Socceroos striker Alex Brosque says Japanese soccer is entering a golden age but Australia will still enjoy a physical edge in Tuesday's World Cup qualifier in Brisbane.
Japan has world-class players at the peak of their powers such as Manchester United-bound Shinji Kagawa, CSKA Moscow's Keisuke Honda and Inter Milan's Yuto Nagamoto.
"Every national team has their periods when players are playing in the best leagues," said Brosque, one of an increasing number of Australian players in the J-League.
"A couple of years ago we had that with our boys.
"Harry (Kewell) was at Liverpool, Lucas (Neill) at Blackburn, (Mark) Bresciano and Vinny (Grella) in Serie A.
"I think every national team goes through that period and Japan is going through that period (now)."
To emphasise how little separates the two sides, Japan (world no.23) leapfrogged the Socceroos (No.24) as the highest ranked Asian nation in FIFA's rankings this month.

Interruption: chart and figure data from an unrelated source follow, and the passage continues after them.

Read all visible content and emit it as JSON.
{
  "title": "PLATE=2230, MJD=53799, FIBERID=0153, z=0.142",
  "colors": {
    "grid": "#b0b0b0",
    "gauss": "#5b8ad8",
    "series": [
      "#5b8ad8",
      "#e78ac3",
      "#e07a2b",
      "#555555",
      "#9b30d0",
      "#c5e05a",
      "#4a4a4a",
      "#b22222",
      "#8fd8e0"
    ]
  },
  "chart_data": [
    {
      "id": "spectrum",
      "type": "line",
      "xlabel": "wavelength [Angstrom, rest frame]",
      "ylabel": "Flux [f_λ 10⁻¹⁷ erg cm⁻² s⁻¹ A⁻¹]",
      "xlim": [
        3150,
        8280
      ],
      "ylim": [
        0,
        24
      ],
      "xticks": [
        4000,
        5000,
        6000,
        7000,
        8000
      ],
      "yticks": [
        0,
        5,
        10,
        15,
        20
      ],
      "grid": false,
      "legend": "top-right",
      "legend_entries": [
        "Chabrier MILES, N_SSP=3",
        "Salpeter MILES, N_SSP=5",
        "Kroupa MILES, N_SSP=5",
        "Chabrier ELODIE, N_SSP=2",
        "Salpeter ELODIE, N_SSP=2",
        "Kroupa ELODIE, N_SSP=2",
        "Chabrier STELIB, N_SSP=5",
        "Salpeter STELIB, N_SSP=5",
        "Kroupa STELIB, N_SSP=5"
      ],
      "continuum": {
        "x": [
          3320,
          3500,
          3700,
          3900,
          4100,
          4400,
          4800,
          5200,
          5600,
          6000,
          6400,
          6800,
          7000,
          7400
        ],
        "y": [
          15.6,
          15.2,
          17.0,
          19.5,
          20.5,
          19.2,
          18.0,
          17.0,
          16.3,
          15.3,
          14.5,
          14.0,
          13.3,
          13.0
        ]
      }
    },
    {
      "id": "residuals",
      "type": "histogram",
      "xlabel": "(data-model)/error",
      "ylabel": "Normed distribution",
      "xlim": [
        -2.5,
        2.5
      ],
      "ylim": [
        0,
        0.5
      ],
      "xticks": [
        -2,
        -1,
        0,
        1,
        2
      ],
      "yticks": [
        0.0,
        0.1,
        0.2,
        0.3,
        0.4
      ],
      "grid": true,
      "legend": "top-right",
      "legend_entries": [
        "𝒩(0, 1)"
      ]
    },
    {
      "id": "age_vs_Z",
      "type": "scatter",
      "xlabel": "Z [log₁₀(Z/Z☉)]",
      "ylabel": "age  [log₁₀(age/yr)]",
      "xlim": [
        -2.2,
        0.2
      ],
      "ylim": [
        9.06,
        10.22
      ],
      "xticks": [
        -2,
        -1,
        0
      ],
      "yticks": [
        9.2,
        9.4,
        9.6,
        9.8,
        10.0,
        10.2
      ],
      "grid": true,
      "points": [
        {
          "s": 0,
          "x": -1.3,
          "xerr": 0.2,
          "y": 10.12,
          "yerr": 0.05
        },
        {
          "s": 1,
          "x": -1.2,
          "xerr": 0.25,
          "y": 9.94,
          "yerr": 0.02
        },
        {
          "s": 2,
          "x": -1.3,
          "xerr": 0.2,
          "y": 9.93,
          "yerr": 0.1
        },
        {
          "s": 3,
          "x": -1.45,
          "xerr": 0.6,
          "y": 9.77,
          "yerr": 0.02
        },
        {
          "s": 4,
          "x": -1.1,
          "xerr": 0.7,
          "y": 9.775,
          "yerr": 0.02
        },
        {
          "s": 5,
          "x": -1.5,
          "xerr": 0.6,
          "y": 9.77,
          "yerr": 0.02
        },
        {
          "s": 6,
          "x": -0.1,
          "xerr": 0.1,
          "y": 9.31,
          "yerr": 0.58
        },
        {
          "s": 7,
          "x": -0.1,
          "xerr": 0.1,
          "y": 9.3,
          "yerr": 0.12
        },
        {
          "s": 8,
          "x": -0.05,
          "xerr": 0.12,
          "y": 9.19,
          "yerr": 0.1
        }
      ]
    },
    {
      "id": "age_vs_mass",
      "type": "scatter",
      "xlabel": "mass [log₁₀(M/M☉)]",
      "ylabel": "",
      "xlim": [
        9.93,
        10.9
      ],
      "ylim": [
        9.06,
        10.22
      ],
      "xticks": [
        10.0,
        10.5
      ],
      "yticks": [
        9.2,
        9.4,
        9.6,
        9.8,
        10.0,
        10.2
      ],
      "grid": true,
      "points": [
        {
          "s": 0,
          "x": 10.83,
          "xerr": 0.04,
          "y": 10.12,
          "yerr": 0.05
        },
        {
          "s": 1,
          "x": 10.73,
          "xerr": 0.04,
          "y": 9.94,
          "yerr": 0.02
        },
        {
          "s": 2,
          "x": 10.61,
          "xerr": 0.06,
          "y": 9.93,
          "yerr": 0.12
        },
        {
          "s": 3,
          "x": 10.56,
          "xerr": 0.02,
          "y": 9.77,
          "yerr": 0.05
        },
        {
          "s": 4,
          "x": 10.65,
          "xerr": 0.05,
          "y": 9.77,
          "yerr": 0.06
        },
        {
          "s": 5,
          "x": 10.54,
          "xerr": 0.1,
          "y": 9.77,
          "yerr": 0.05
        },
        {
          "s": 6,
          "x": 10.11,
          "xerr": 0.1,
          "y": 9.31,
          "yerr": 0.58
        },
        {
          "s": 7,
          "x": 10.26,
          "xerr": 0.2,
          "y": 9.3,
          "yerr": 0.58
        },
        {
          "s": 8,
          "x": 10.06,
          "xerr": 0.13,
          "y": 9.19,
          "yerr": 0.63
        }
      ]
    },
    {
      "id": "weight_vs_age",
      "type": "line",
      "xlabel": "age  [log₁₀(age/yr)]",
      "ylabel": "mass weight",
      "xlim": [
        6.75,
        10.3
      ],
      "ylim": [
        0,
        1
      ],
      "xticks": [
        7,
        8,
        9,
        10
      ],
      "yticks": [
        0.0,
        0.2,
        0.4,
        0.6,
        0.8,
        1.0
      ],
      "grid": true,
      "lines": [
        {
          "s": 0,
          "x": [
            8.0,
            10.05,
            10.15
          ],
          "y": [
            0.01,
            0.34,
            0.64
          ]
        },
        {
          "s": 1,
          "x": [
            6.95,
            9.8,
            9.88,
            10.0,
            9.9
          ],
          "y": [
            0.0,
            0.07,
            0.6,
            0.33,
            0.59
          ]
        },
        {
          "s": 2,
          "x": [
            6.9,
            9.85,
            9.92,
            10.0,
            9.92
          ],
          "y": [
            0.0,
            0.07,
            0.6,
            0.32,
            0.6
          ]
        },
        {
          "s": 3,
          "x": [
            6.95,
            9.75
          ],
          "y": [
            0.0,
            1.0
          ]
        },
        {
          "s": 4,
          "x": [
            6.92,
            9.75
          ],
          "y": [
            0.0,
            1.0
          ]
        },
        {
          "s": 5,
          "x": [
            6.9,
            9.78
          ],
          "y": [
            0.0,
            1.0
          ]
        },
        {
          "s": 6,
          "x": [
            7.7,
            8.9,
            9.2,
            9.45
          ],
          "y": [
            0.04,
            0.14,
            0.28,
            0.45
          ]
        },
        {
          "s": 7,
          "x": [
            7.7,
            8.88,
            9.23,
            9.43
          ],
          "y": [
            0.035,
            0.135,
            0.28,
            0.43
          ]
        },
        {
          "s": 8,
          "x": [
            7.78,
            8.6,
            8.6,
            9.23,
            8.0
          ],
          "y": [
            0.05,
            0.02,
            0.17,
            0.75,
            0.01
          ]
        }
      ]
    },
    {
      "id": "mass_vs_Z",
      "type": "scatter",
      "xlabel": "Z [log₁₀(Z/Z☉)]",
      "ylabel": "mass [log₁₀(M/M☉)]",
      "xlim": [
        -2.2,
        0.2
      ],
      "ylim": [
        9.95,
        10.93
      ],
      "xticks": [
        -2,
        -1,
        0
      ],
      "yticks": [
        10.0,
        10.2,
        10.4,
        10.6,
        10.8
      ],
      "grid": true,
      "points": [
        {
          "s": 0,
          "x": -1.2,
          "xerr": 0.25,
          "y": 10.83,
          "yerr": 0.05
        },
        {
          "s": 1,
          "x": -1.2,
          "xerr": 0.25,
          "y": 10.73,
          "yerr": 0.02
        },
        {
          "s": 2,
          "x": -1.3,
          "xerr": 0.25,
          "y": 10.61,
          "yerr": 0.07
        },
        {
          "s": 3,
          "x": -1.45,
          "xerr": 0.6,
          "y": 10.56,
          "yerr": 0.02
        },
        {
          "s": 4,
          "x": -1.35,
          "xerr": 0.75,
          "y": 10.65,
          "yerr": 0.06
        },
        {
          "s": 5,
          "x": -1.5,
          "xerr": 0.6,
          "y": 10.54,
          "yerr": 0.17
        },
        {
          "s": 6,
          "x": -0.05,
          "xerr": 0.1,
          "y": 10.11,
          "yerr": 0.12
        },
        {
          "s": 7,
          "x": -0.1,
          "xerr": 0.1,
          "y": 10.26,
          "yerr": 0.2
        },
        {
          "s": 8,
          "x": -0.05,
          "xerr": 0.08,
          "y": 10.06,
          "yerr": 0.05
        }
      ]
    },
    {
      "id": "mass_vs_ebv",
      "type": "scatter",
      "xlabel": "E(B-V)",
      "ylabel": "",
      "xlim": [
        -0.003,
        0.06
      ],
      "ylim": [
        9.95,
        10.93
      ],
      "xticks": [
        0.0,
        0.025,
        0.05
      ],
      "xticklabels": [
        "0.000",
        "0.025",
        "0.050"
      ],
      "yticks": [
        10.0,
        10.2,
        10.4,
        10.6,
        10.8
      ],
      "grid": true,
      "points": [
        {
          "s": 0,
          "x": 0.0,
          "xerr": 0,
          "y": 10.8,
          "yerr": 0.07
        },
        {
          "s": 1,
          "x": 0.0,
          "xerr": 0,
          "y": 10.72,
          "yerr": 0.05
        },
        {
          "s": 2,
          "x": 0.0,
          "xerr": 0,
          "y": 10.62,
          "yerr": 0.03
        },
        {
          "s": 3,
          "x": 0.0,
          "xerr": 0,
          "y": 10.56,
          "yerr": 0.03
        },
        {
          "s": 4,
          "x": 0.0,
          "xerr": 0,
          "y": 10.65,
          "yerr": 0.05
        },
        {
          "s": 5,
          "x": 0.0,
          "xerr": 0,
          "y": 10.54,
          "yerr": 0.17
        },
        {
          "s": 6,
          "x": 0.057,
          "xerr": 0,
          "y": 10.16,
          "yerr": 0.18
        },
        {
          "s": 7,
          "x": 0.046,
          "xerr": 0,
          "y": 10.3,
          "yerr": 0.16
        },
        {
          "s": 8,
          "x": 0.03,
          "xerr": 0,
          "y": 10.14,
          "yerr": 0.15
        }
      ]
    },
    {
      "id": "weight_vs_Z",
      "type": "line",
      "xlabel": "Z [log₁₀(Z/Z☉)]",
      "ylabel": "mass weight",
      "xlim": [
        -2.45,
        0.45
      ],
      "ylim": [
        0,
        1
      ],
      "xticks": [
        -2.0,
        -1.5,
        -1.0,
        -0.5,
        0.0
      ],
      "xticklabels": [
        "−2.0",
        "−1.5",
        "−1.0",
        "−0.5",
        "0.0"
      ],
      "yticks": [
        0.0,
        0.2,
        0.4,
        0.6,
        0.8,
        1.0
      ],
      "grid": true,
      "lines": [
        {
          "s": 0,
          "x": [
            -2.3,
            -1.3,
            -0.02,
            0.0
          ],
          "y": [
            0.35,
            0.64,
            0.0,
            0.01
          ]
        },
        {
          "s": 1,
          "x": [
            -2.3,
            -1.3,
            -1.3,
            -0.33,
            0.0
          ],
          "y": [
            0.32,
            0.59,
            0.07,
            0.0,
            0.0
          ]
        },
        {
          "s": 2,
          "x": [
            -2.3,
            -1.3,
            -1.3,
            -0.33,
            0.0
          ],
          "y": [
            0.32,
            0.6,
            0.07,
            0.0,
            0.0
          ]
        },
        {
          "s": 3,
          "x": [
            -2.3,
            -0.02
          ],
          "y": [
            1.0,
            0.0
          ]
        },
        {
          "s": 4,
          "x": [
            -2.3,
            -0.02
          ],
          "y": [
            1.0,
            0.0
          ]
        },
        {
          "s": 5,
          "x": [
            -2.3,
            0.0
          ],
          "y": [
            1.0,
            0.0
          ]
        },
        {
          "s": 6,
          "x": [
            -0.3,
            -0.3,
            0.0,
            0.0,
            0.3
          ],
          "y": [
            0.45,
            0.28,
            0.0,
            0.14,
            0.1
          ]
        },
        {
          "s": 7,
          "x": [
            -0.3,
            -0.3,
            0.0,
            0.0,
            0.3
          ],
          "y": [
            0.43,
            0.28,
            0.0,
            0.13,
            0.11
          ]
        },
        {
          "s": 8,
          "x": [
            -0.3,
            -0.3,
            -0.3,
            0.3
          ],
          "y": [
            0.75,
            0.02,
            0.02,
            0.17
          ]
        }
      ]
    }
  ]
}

However Brosque believed that Australia's physical intensity could still trouble the more technically-minded Japanese players.
"I think they see us more of a threat more because of our physical nature," he said.
"Playing in the J-League the players don't really like that.
"They are known for their passing and technique but when it comes to the physical side of it anyone that shows a bit of aggression in the J-League gets stopped a fair bit."
The Socceroos have developed a tasty rivalry with Japan since Australia's stunning 3-1 victory in Kaiserslautern during the group stages of the 2006 World Cup.
The next time they met, the Blue Samurai sent Australia crashing out of the 2007 Asian Cup in the quarter-finals on penalties.
Australia held Japan to a 0-0 draw in Yokohama and won 2-1 at home in World Cup qualifiers in 2009 before Japan trumped the Socceroos 1-0 in extra time at last year's Asian Cup final.
Socceroos defender Mark Milligan, who is also based in Japan, said towering Australian striker Josh Kennedy and Brosque cause all sorts of problems for J-League defences.
"I think we still hold that physical factor over a lot of teams," Milligan said.
"That not so much bullying but our work ethic, the way we stick together, that is very much a part of our game.
"I know playing over there it is still a factor I use."